Le duo, non content de prolonger la mue entamée sur "Oi Magoi", la
radicalise par bien des aspects, en portant une écriture de plus en
plus dépouillée, aride et glaciale. Des superbes mélodies et soli
qui irriguaient leur précédent effort ne subsistent plus que
quelques lambeaux prélevés sur des progressions harmoniques érodées
par les vents de la dissonance, rongées par le sel du chant de
Theoharis, plus rugueux que jamais, fragmentées par l’implacable
ressac de percussions aussi habiles que déchaînées.
S’il est
possible de déplorer cet assèchement, il faut aussi reconnaître
l’incroyable attention accordée aux textures et aux ostinati
mélodiques incarnés par les claviers, qui bien souvent insufflent
un peu de vie à ces corps décharnés.
"Mayhem
In Blue" se distribue ainsi entre titres immédiats et lumineux,
investis d’une puissante charge émotionnelle, à l’image d’un
opener art-rock théâtral et d’une conclusion apaisée ancrée
dans les seventies, et titres beaucoup plus inquiétants, forgés
dans l’acier glacé d’un black metal teigneux et morbide ('Riders
To Utopia' et l’effrayant 'The Cannibal Tribe Cames From The Sea',
tout en suggestions, impasses et chausse-trappes).
Plus
ouvertement progressives se déploient 'Mayhem In Blue' et 'Lost In
Satan’s Charms', mystérieuses et hypnotiques, magnifiées par
d’incessants contrastes entre chant clair et hurlements déments,
habitées par un psychédélisme digne du premier Pink Floyd,
perforées d’échappées mélodiques solaires et de soli
vertigineux.
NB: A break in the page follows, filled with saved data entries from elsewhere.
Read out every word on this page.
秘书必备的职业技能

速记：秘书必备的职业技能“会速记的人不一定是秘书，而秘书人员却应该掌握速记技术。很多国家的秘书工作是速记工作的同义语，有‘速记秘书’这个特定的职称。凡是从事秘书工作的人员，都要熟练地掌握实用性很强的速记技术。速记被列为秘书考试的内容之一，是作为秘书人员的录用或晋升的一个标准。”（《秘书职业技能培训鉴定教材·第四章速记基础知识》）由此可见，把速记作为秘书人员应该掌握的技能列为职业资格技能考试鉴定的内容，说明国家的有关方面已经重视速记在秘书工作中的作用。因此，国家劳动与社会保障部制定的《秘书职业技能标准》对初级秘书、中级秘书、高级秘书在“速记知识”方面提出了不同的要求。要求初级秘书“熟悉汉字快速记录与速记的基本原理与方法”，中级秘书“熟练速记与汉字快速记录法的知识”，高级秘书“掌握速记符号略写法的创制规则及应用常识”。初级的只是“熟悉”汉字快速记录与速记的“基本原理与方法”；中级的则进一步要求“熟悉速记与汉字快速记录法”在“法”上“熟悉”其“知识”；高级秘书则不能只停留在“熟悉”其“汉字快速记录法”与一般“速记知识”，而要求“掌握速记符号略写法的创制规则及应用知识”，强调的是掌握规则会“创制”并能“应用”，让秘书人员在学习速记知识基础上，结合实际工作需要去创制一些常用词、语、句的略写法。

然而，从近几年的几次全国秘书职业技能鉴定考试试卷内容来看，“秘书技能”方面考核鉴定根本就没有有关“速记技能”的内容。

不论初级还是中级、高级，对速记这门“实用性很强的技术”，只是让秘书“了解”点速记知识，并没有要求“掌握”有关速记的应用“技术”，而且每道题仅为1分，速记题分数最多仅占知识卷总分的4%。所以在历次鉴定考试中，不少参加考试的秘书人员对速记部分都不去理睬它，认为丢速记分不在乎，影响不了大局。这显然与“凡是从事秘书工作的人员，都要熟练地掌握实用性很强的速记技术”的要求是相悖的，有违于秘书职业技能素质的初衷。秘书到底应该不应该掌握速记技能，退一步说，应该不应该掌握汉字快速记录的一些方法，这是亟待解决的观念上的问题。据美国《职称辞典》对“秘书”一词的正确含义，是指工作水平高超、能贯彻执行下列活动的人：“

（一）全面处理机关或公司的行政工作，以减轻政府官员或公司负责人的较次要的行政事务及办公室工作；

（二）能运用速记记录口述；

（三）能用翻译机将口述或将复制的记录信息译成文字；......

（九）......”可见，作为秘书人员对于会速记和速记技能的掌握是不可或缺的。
Hail Spirit Noir atteint là des sommets de rigueur
attestant d’une écriture, tant harmonique que structurelle, en
progression constante.
Malgré
un premier contact légèrement décevant qui ne laissait rien
présager de bon, "Mayhem In Blue" dévoile ses richesses au fil du
temps, requérant de l’auditeur une attention qui sera largement
récompensée.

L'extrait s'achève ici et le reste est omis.